Ikuti Kami

Deddy Sitorus: Putusan MK Tegaskan Pilkada Tetap Dilaksanakan Langsung Oleh Rakyat

Putusan tersebut menjadi kemenangan bagi demokrasi sekaligus menegaskan berakhirnya polemik mengenai wacana pilkada lewat DPRD.

Deddy Sitorus: Putusan MK Tegaskan Pilkada Tetap Dilaksanakan Langsung Oleh Rakyat
Anggota Komisi II DPR RI dari Fraksi PDI Perjuangan, Deddy Yevri Sitorus.

Jakarta, Gesuri.id - Anggota Komisi II DPR RI dari Fraksi PDI Perjuangan, Deddy Yevri Sitorus, menyambut baik putusan Mahkamah Konstitusi (MK) yang menegaskan Pemilihan Kepala Daerah (Pilkada) tetap dilaksanakan secara langsung oleh rakyat. 

Menurutnya, putusan tersebut menjadi kemenangan bagi demokrasi sekaligus menegaskan berakhirnya polemik mengenai wacana pengembalian mekanisme pemilihan kepala daerah melalui DPRD.

"Putusan MK itu sesuai dengan semangat reformasi, semangat otonomi daerah, dan sejalan dengan undang-undang yang ada saat ini. Hal ini juga selaras dengan pemikiran PDI Perjuangan serta kehendak publik yang sebelumnya tegas menolak wacana Pilkada melalui DPRD," kata Deddy, dikutip Selasa (7/7/2026).

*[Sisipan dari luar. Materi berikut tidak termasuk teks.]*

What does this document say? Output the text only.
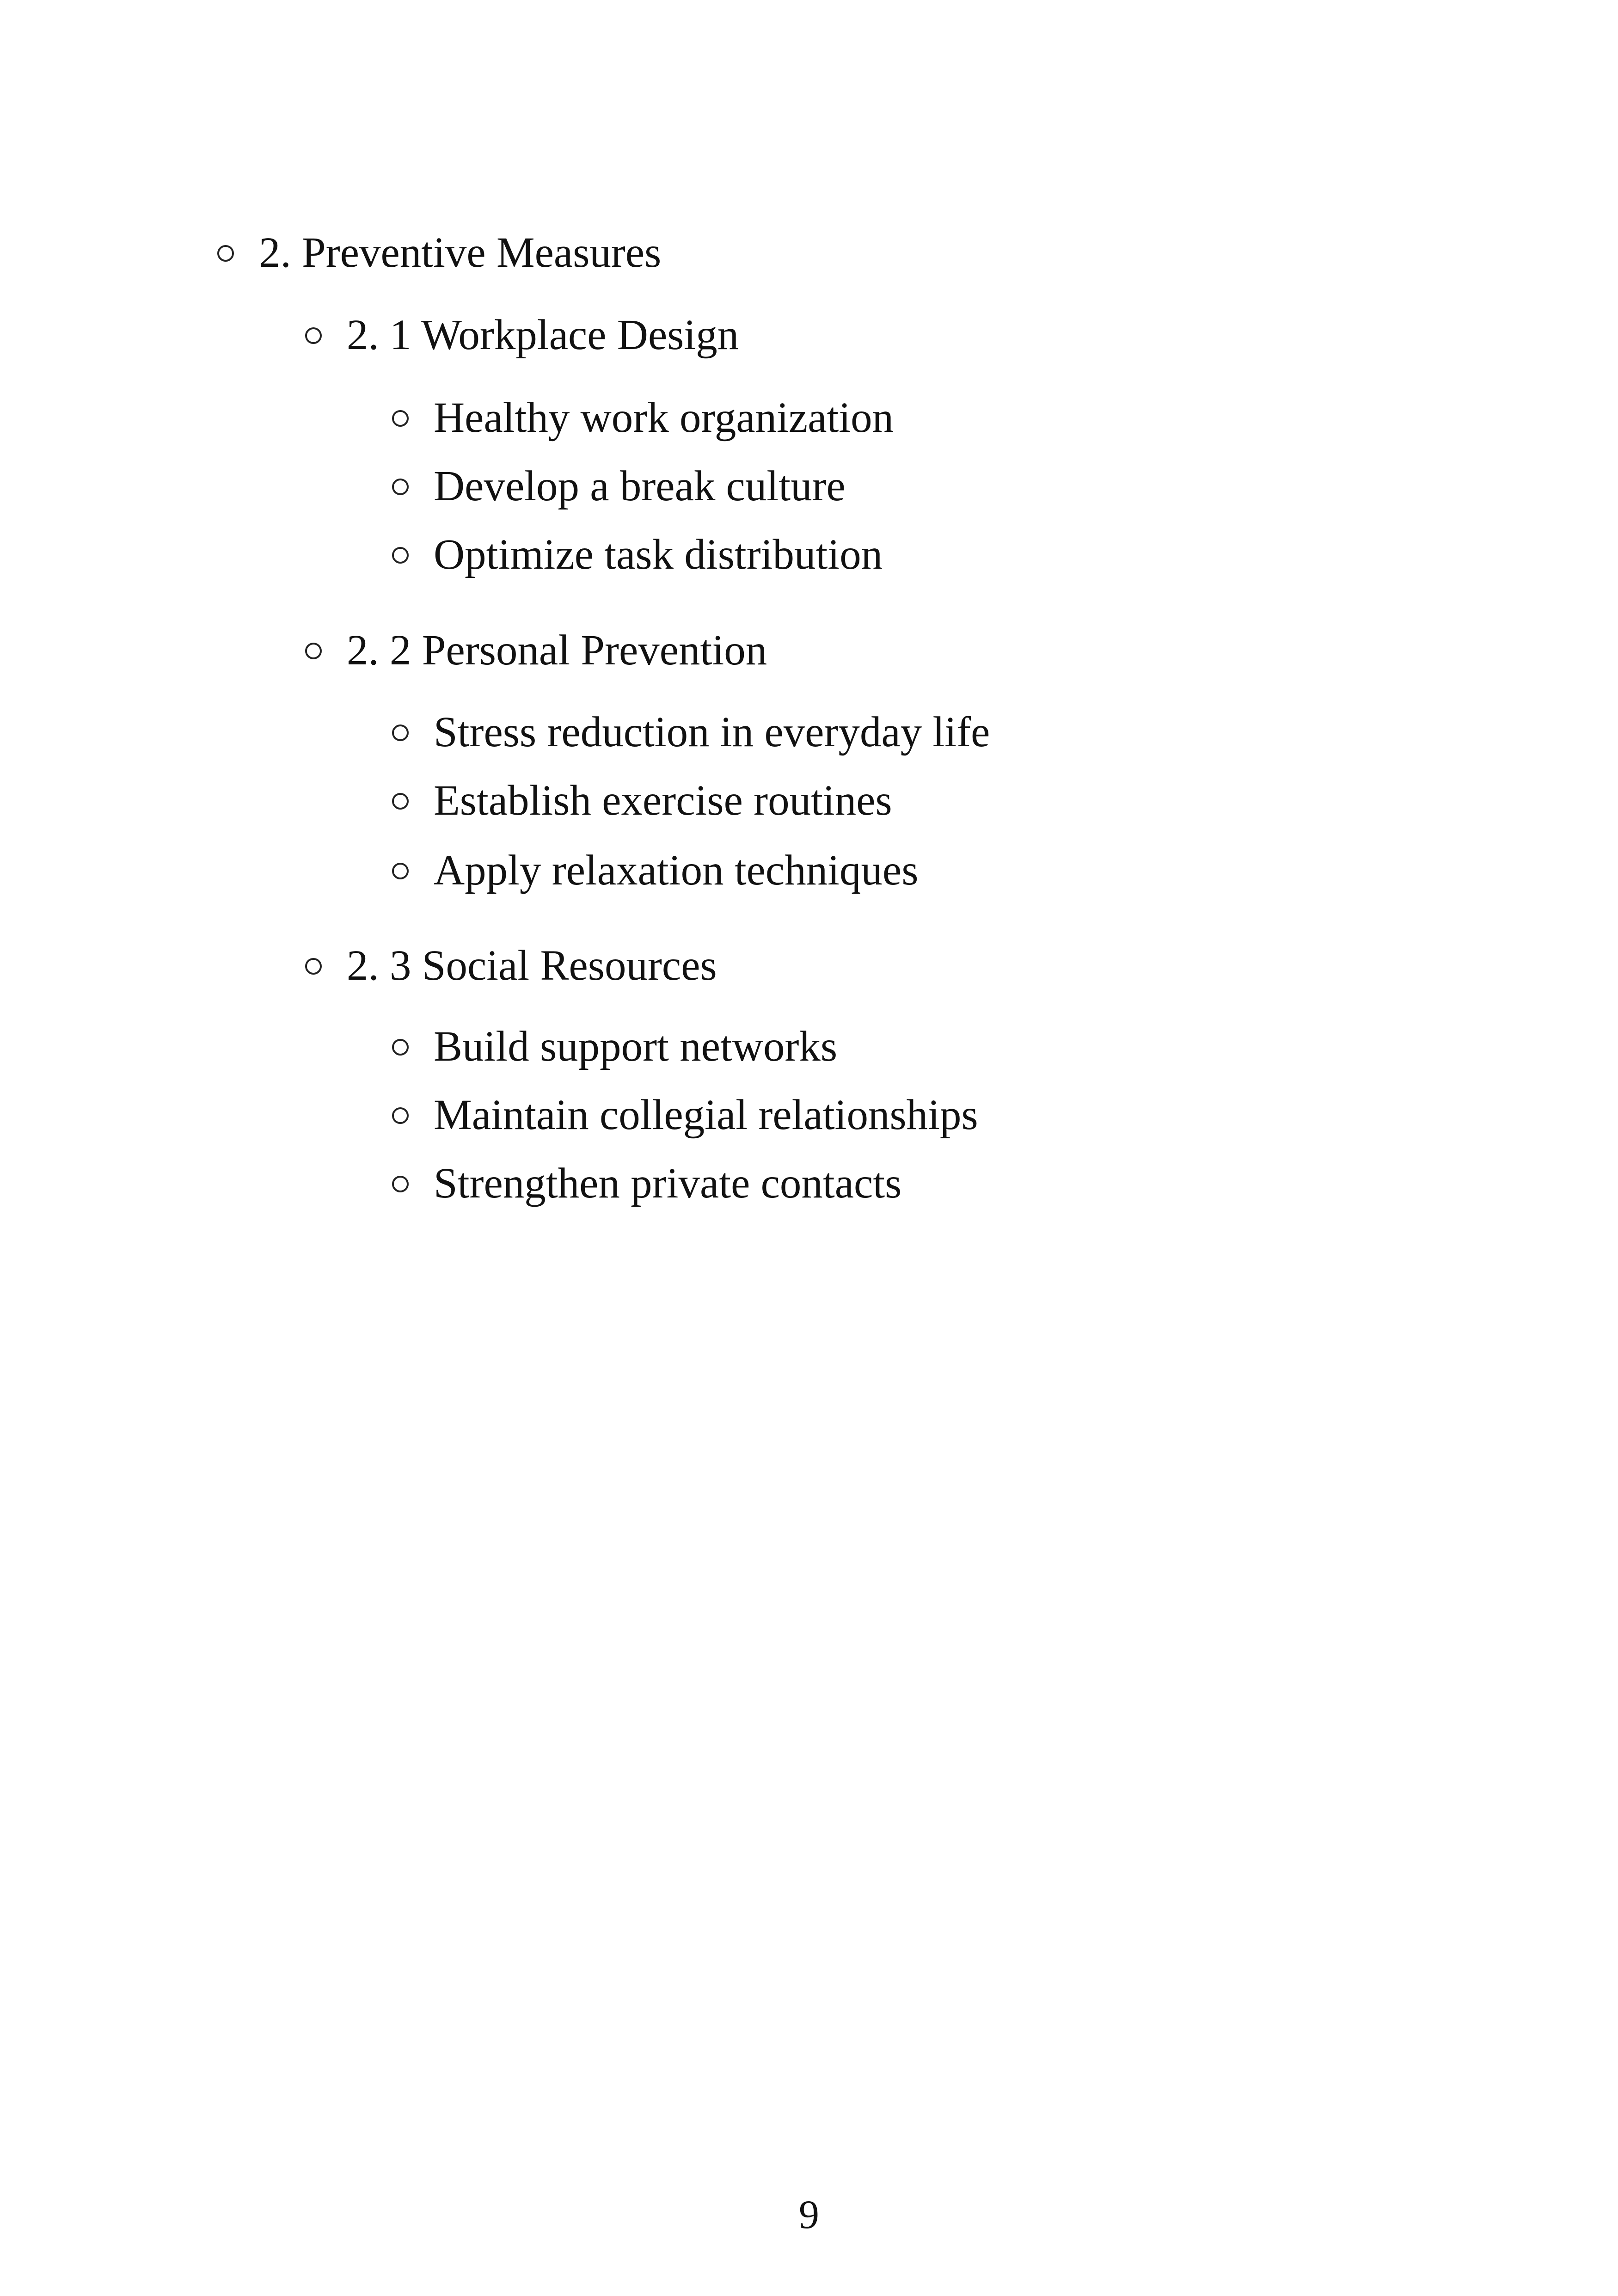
2. Preventive Measures
2. 1 Workplace Design
Healthy work organization
Develop a break culture
Optimize task distribution
2. 2 Personal Prevention
Stress reduction in everyday life
Establish exercise routines
Apply relaxation techniques
2. 3 Social Resources
Build support networks
Maintain collegial relationships
Strengthen private contacts
9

Deddy menilai putusan Mahkamah Konstitusi sejalan dengan prinsip-prinsip dasar bernegara yang diperjuangkan sejak era reformasi. Menurutnya, pelaksanaan Pilkada secara langsung merupakan bagian dari penguatan demokrasi dan pelaksanaan otonomi daerah yang telah diamanatkan dalam peraturan perundang-undangan.

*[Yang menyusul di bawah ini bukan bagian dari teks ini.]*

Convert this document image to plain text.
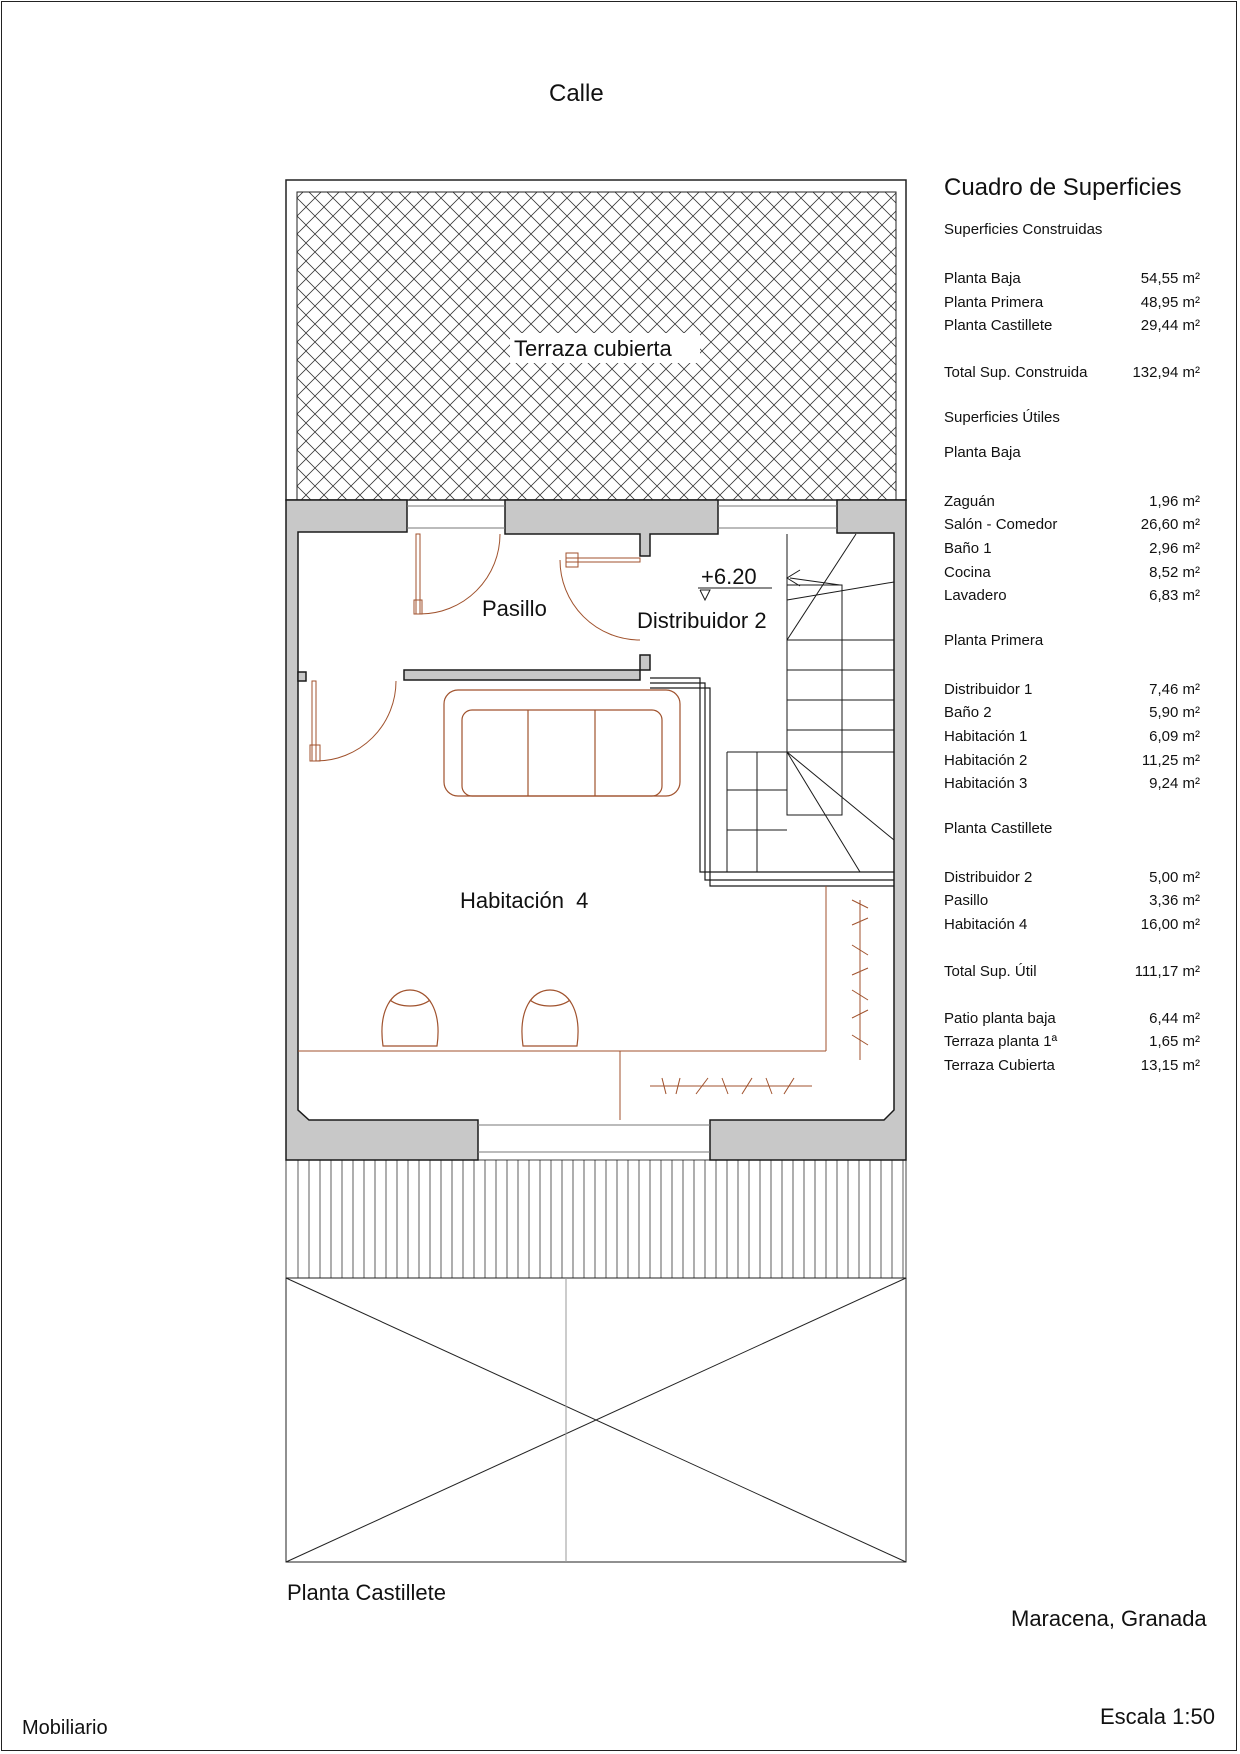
Calle
Terraza cubierta
Pasillo	Distribuidor 2
+6.20
Habitación  4
Planta Castillete
Maracena, Granada
Escala 1:50
Mobiliario
Cuadro de Superficies
Superficies Construidas
Planta Baja	54,55 m²
Planta Primera	48,95 m²
Planta Castillete	29,44 m²
Total Sup. Construida	132,94 m²
Superficies Útiles
Planta Baja
Zaguán	1,96 m²
Salón - Comedor	26,60 m²
Baño 1	2,96 m²
Cocina	8,52 m²
Lavadero	6,83 m²
Planta Primera
Distribuidor 1	7,46 m²
Baño 2	5,90 m²
Habitación 1	6,09 m²
Habitación 2	11,25 m²
Habitación 3	9,24 m²
Planta Castillete
Distribuidor 2	5,00 m²
Pasillo	3,36 m²
Habitación 4	16,00 m²
Total Sup. Útil	111,17 m²
Patio planta baja	6,44 m²
Terraza planta 1ª	1,65 m²
Terraza Cubierta	13,15 m²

Ia juga menekankan bahwa dengan adanya putusan tersebut, seluruh perdebatan mengenai mekanisme Pilkada seharusnya telah berakhir. Deddy mengingatkan bahwa putusan Mahkamah Konstitusi memiliki kekuatan hukum yang bersifat final dan mengikat.

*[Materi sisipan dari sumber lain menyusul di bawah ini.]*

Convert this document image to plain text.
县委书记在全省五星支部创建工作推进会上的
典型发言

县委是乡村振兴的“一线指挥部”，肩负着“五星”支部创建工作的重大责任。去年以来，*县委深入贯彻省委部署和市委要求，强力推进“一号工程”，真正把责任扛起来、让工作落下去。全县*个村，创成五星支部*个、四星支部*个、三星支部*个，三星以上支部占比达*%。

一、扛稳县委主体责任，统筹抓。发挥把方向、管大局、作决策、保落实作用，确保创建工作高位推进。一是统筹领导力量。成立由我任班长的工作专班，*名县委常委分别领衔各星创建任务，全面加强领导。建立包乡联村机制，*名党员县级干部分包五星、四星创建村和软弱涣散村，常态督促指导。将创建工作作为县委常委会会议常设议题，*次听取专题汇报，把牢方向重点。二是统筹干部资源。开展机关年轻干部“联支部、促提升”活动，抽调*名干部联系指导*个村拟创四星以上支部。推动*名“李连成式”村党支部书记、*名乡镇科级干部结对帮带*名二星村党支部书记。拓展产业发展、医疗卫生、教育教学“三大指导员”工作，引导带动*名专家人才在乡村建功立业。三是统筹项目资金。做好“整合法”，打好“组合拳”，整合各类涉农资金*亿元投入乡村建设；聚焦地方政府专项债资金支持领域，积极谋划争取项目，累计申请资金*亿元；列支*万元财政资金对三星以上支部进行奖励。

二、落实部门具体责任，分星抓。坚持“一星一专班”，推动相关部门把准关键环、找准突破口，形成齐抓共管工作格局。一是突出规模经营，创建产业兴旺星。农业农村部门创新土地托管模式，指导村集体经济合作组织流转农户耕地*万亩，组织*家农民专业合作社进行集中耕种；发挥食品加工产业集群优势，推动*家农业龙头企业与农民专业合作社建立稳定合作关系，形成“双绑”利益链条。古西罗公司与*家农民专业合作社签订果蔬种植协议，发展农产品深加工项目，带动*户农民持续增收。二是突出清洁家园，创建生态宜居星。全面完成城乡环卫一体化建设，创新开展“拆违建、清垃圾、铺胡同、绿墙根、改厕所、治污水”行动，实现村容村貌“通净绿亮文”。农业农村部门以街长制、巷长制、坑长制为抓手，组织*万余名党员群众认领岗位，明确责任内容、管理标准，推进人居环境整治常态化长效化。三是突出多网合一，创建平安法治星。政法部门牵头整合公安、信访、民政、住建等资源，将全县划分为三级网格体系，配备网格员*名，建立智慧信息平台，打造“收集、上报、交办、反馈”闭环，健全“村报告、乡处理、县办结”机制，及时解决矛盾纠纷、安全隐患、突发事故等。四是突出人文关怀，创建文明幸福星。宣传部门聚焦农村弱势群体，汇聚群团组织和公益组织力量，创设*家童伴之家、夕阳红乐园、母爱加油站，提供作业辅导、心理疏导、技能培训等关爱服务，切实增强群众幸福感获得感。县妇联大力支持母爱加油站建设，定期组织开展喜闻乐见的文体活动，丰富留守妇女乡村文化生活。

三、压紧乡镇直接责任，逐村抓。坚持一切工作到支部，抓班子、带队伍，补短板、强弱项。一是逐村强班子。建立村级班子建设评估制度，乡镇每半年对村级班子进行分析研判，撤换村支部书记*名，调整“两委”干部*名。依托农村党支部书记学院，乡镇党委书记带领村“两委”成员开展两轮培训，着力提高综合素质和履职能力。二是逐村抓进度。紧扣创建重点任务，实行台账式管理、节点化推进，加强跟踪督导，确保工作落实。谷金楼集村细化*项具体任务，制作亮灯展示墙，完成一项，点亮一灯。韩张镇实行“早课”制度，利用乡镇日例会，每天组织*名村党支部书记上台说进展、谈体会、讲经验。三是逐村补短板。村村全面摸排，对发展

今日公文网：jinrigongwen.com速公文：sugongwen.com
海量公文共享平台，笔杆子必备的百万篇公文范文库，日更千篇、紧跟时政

"Seharusnya debat soal Pilkada (langsung atau tidak langsung) sudah selesai, mengingat Putusan MK itu bersifat final dan mengikat," tegasnya.

Saat dikonfirmasi mengenai sikap resmi PDI Perjuangan terhadap wacana Pilkada melalui DPRD yang sempat mencuat, Deddy menegaskan partainya tetap konsisten mendukung pelaksanaan Pilkada secara langsung.

"Tidak ada wacana lagi, Putusan MK kan sudah jelas. Sikap kita sejak wacana itu muncul juga sudah tegas: kepala daerah dipilih langsung sesuai UU, semangat reformasi, dan kehendak rakyat," pungkasnya.